SurveyMan/SMPy

Find out if we can use Jeeves to help with security/information assurance

Opened this issue · 5 comments

@mmcmahon13 : if you have the bandwidth to attend @jeanqasaur's talk in early December, you should. If you have additional bandwidth and/or interest, look into using Jeeves for the Python lib. I'll be back in the office Dec. 15.

I see the Java implementation running as a service. However, the Python front-end has potential security and privacy issues, since users may be asking sensitive questions and/or getting sensitive/identifying responses. Having some kind of information flow analysis and a plan for handling sensitive data could help with adoption -- it would be a nice feature for potential users to report when getting IRB approval.

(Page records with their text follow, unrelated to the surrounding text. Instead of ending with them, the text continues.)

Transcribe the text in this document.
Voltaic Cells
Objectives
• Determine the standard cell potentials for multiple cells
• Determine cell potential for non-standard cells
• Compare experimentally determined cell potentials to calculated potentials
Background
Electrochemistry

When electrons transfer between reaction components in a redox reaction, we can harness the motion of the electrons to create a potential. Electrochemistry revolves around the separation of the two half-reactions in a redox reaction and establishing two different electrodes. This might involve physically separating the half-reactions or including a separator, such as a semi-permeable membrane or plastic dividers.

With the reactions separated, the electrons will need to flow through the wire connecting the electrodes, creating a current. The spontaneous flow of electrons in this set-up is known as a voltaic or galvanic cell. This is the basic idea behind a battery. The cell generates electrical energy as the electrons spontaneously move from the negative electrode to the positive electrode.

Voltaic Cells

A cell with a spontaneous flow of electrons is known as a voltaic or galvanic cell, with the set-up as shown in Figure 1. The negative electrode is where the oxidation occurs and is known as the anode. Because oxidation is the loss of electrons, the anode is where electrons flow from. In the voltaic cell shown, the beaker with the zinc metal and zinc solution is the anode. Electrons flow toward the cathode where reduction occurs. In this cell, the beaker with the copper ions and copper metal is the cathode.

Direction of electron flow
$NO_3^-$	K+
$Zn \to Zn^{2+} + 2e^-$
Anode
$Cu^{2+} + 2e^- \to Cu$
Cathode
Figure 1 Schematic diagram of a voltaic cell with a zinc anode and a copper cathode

Using Jeeves might be able to address security issues on the researcher's end. On the other side of the spectrum (i.e., from the perspective of the user), a well-known problem with collecting sensitive data is the belief on the part of the respondent that it can be traced back to that respondent. Here is a paper @emeryberger and I heard about during OOPSLA that addresses the issue in crowdsourcing. Here's a summary.

What are you thinking about using Jeeves for? Happy to talk more.

@etosch Sorry I haven't been around for a while, I've been tied up with class stuff/finals. Should be done in about a week though, then I can start looking at this. I'll be back on campus in early January, maybe I can come in at some point.

What talk is it that I should go to?

@mmcmahon13 : take a look at the Jeeves documentation. As we expand the scope of the surveyman work, we'll want to keep other aspects in mind -- so far, we've been concerned about the integrity of the survey instrument in the face of the data. Other aspects have an impact on usability, though. Surveys contain identifying information. Finding ways of protecting that information might increase adoption.

@jeanqasaur : how difficult would it be to extend Jeeves so that sensitive values are the product of a computation, rather than a value? Using the RAPPOR work as an example, I'm thinking of something that returns the true value of a variable in safe settings and a randomly chosen value in unsafe settings.

@etosch It should be straightforward to make sensitive values the product of a computation. For instance sensitive values can be functions, so one way to do it is to just store functions and propagate them. There might be nicer ways of doing it. Let me know if you want me to think harder about this!